First, the decision to use the power must be a unanimous decision by the Committee, made, obviously, at a quorate meeting with due notice given. Secondly, the Committee— unlike the Government—is given no power to stretch a day, except in so far as Divisions might run past the normal moment of interruption. It cannot extend the length of a sitting on Thursday. Thirdly, and most importantly, the House would be free to disagree with any proposal made by the Committee at the start of the day to which it applied. The proposal would be put without debate, but could be divided on and defeated. If the House did not like it, the House could reject it.
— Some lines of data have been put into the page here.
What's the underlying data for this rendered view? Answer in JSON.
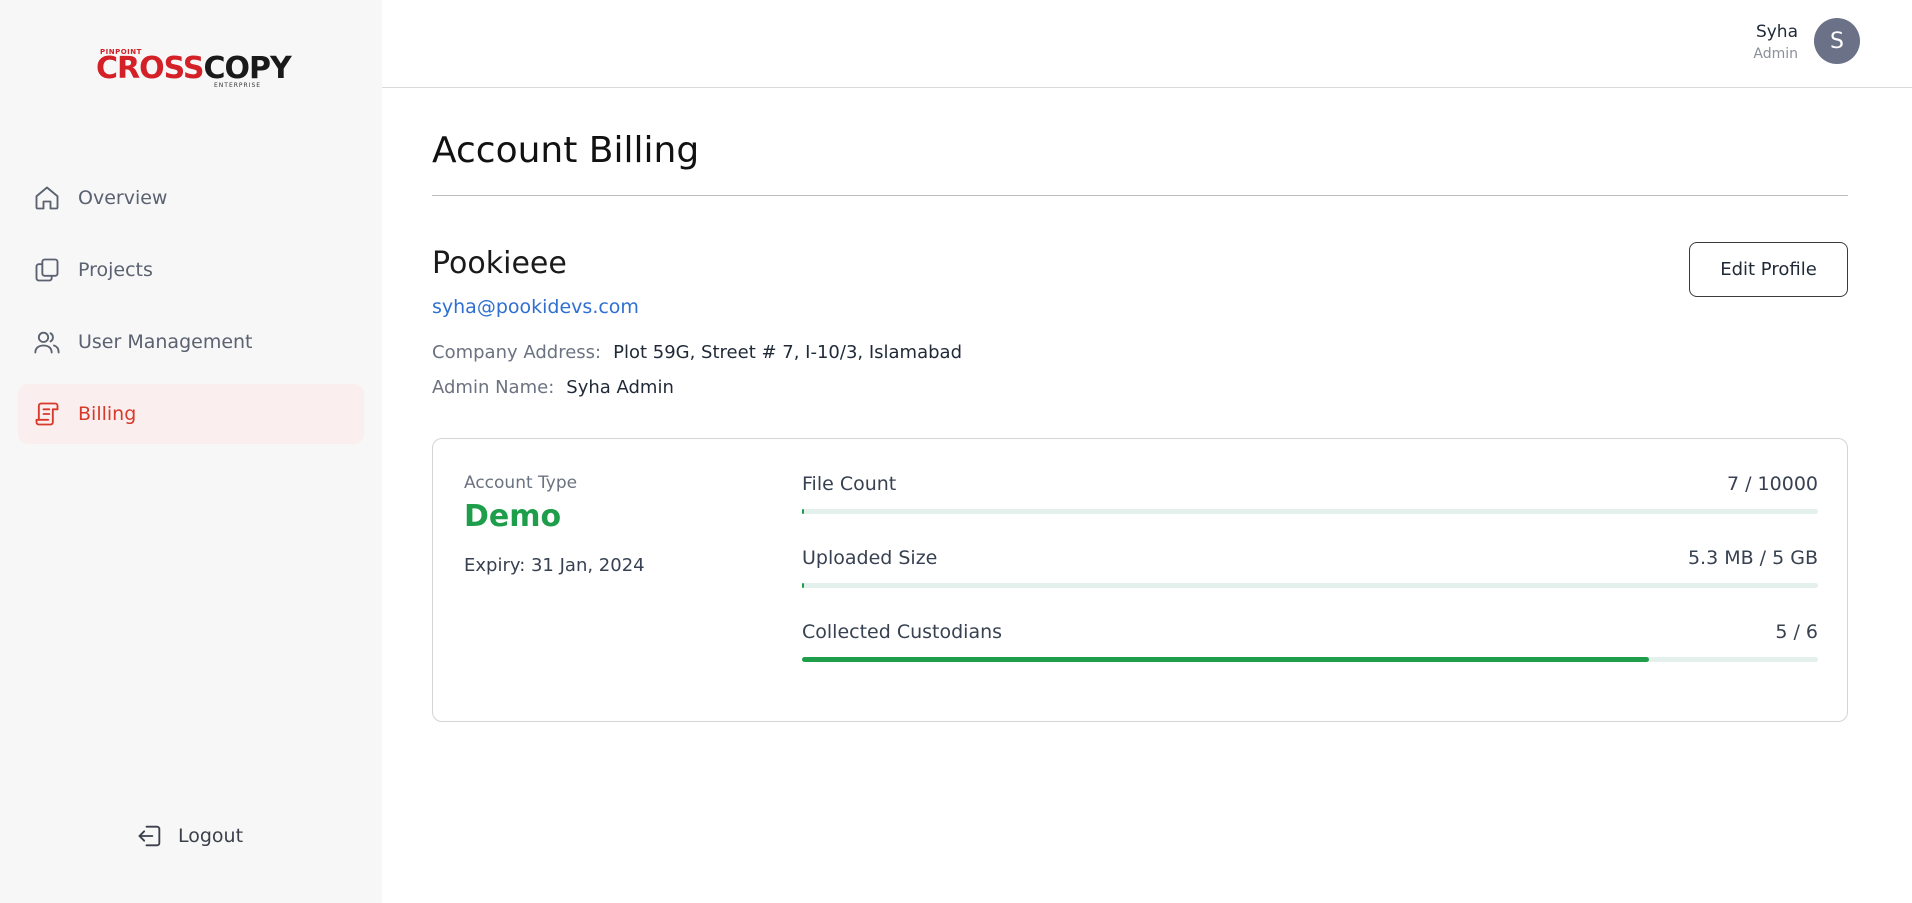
{
  "brand": {
    "logo_top": "PINPOINT",
    "logo_cross": "CROSS",
    "logo_copy": "COPY",
    "logo_sub": "ENTERPRISE",
    "accent_color": "#d63a2b",
    "success_color": "#1e9e4a",
    "link_color": "#2f6fd1"
  },
  "sidebar": {
    "items": [
      {
        "label": "Overview",
        "icon": "home-icon",
        "active": false
      },
      {
        "label": "Projects",
        "icon": "projects-icon",
        "active": false
      },
      {
        "label": "User Management",
        "icon": "users-icon",
        "active": false
      },
      {
        "label": "Billing",
        "icon": "billing-icon",
        "active": true
      }
    ],
    "logout_label": "Logout"
  },
  "header": {
    "user_name": "Syha",
    "user_role": "Admin",
    "avatar_initial": "S"
  },
  "main": {
    "title": "Account Billing",
    "org_name": "Pookieee",
    "email": "syha@pookidevs.com",
    "company_address_label": "Company Address:",
    "company_address": "Plot 59G, Street # 7, I-10/3, Islamabad",
    "admin_name_label": "Admin Name:",
    "admin_name": "Syha Admin",
    "edit_profile_label": "Edit Profile"
  },
  "plan": {
    "account_type_label": "Account Type",
    "account_type": "Demo",
    "expiry": "Expiry: 31 Jan, 2024",
    "metrics": [
      {
        "label": "File Count",
        "value": "7 / 10000",
        "progress": 0.0007
      },
      {
        "label": "Uploaded Size",
        "value": "5.3 MB / 5 GB",
        "progress": 0.001
      },
      {
        "label": "Collected Custodians",
        "value": "5 / 6",
        "progress": 0.8333
      }
    ]
  }
}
So there is no possibility, in a perfect world—the world that I would like to see become a reality, although it is not going to become a reality tonight—of the Backbench Business Committee’s abusing its power to force the House to make unpalatable decisions in an unpalatable way. The whole Committee, and the whole House, must want the business to which this power might be applied to be conducted in a rational and predictable way. It is not applicable to anything other than Back-Bench business: it cannot affect Government business, Opposition business, or private Members’ Bills.
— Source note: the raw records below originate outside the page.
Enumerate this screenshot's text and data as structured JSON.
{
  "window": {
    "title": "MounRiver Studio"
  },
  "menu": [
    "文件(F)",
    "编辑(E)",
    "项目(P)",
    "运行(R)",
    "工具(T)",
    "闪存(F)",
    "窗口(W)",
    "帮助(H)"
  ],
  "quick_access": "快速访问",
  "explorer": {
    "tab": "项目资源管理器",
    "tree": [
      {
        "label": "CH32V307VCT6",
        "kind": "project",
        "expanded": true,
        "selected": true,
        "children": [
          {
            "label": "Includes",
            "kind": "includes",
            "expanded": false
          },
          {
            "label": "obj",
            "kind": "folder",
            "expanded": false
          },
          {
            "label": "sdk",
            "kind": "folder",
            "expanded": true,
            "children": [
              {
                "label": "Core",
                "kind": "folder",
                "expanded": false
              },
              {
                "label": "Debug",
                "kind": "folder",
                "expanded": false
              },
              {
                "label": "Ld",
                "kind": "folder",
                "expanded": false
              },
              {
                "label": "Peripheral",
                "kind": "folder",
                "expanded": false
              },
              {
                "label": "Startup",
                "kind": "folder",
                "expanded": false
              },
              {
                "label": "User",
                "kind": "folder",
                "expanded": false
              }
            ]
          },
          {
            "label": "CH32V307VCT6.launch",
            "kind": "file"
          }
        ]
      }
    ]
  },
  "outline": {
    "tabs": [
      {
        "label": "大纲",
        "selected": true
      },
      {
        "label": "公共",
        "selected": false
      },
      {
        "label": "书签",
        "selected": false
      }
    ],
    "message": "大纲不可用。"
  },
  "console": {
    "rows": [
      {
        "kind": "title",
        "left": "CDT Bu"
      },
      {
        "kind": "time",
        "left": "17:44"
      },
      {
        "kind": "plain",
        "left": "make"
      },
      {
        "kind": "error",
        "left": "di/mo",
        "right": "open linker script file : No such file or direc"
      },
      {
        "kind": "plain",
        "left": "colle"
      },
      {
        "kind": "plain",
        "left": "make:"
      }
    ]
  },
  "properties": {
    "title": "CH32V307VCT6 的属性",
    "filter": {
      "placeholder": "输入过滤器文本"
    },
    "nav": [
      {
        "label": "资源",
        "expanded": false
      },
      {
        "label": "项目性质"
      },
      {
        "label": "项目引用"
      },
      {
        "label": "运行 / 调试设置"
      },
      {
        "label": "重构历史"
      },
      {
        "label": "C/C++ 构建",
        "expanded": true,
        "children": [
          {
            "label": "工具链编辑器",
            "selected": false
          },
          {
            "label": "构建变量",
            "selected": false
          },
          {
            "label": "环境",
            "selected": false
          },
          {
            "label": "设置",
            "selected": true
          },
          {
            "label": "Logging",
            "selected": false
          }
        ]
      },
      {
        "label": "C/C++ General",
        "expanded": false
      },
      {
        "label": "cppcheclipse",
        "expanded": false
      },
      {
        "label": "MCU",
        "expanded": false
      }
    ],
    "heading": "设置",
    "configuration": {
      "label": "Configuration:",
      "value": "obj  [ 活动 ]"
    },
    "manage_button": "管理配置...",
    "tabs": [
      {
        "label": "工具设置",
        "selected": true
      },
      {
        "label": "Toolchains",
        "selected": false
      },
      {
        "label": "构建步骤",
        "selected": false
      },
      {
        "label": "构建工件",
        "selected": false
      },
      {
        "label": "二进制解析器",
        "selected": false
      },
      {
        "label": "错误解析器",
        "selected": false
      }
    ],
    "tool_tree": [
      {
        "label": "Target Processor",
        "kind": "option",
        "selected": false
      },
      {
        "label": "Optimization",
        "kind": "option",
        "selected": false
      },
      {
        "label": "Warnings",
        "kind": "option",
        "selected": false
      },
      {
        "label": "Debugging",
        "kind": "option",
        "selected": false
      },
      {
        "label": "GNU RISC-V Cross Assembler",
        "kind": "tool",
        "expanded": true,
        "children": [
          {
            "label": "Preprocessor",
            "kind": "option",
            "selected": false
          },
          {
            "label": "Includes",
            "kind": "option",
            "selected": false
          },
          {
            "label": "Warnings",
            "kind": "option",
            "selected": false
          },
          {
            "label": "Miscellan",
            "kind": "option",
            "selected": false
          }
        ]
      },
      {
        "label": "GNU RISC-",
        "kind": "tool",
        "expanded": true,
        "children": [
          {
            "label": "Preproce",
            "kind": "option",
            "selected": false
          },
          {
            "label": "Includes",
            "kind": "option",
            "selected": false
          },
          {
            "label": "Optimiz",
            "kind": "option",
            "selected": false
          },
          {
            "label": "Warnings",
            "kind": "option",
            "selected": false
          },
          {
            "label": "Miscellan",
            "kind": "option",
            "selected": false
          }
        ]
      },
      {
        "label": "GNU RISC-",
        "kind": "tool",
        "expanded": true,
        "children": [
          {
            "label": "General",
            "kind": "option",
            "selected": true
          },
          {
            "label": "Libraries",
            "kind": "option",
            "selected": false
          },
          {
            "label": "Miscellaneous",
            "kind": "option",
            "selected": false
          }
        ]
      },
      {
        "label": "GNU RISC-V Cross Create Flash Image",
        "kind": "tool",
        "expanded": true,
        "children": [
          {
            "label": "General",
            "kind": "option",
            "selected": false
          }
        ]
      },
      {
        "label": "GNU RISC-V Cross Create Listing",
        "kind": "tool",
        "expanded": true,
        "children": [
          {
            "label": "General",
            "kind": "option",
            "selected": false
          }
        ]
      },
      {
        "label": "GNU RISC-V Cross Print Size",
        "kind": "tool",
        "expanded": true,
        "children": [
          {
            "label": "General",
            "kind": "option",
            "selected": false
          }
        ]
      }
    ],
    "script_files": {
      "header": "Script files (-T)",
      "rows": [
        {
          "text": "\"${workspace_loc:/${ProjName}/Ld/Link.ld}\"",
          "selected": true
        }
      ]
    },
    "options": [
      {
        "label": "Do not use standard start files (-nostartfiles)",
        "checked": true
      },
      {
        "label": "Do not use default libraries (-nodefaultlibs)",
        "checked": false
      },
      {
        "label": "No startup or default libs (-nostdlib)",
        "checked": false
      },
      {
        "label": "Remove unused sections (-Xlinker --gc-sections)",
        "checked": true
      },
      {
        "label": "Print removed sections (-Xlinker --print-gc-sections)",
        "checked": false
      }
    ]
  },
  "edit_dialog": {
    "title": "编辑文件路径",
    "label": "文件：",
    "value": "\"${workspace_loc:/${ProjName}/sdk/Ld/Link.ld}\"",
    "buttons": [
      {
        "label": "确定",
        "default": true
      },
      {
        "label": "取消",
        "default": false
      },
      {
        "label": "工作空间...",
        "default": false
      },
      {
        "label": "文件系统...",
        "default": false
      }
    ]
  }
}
I appreciate that there is resistance to this. There are many here who feel that the Government, motivated by good will, would want to ensure whenever possible that the Backbench Business Committee was able to achieve its objectives, and that there would be helpful Whips supporting them in the process. This is where I diverge slightly from the view of my opposite number, the hon. Member for North East Derbyshire (Natascha Engel), who chairs the Backbench Business Committee. This is a point of principle and the—slow—direction of travel at the moment is for this House to take back more powers for itself. It was the case about 110 years ago that if the Government of the day wanted to transact their business in this place, they had to come and seek our permission. Over the past 110 years we have given up successive powers through Standing Orders so now we are in the position of begging the Government for time, or relying on the good will of Government to give us that time.
This is what I suggest: I am not going to press the House to a Division tonight, so the amendments put down by the Government will carry the day, but I am convinced that the day is coming—slowly—when this House will have the courage and desire to take back some of its own power and we will have the self-confidence not to rely on the Whips to transact our business for us on those days when it is our business. I accept that there will be Government days for business, and that is fine, but I think that on those days when there is Back-Bench business—those days when it is our business, when this place comes back to us—in a few years’ time we will have the self-confidence and courage to say, “Actually, we can handle our own affairs in a grown-up, mature and successful fashion.”
I am grateful to the Chairman of the Procedure Committee for giving way. Surely what we are talking about here is the House growing up and our being treated like grown-ups—being able to vote as well as debate? I therefore wonder why the Chairman of the Procedure Committee—who chairs it absolutely marvellously—is not going to press the House to a Division this evening.